Heterogeneous Hardware Fleet
Effectively managing capacity across multiple data-center regions with heterogeneous hardware poses a significant challenge at scale. This challenge is further compounded by the dynamic nature of traffic demand and capacity supply, which requires constant adjustments to ensure optimal alignment between the two.
IPnext provides global and highly automated capacity management. A model owner provides only global capacity and latency tolerance budgets, and the platform manages the entire deployment process by abstracting out the complexity for the user.
The Planner aims to find a globally optimal placement for a large number of model deployments while respecting the user-provided budgets and infrastructure constraints. The figure below provides a sample output of the Planner.
We established a clear separation of responsibilities among components. The placement planner runs every N hours for all the model deployments managed by IPnext, and other dynamic systems such as autoscaling react to real-time changes per model deployment—for example, unplanned traffic-demand changes or disaster scenarios.
Early Learnings and Future Work
IPnext is a new platform, and we are in the early days of building it.
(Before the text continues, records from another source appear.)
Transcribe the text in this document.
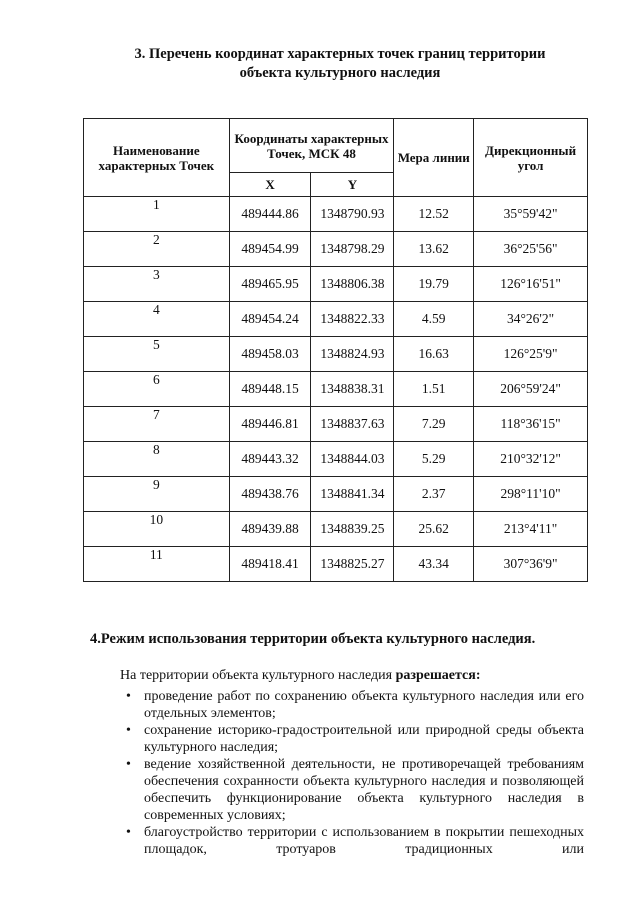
3. Перечень координат характерных точек границ территории
объекта культурного наследия
Наименование характерных Точек	Координаты характерных Точек, МСК 48		Мера линии	Дирекционный угол
	X	Y		
1	489444.86	1348790.93	12.52	35°59'42"
2	489454.99	1348798.29	13.62	36°25'56"
3	489465.95	1348806.38	19.79	126°16'51"
4	489454.24	1348822.33	4.59	34°26'2"
5	489458.03	1348824.93	16.63	126°25'9"
6	489448.15	1348838.31	1.51	206°59'24"
7	489446.81	1348837.63	7.29	118°36'15"
8	489443.32	1348844.03	5.29	210°32'12"
9	489438.76	1348841.34	2.37	298°11'10"
10	489439.88	1348839.25	25.62	213°4'11"
11	489418.41	1348825.27	43.34	307°36'9"
4.Режим использования территории объекта культурного наследия.
На территории объекта культурного наследия разрешается:
• проведение работ по сохранению объекта культурного наследия или его отдельных элементов;
• сохранение историко-градостроительной или природной среды объекта культурного наследия;
• ведение хозяйственной деятельности, не противоречащей требованиям обеспечения сохранности объекта культурного наследия и позволяющей обеспечить функционирование объекта культурного наследия в современных условиях;
• благоустройство территории с использованием в покрытии пешеходных площадок, тротуаров традиционных или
As we learn new lessons, we will improve its design accordingly. Here are a couple of things we’ve learned so far:
- Inference at scale needs to support diverse workflows consisting of several moving parts. A unified platform is key to effectively develop and debug such workflows, eliminating fragmentation within the ecosystem.
- The rapid pace of innovation in AI models and hardware architectures is here to stay, making it necessary to have flexibility and extensibility within the platform in order to effectively adapt to and accommodate these advancements.
In our ongoing work, and with an eye toward the future, we are working to onboard state-of-the-art AI models to IPnext. IPnext will also support the GenAI workload and MTIA hardware in production. A scalable and flexible inference platform is the key ingredient to succeed in AI, and our mission is to build that platform in IPnext.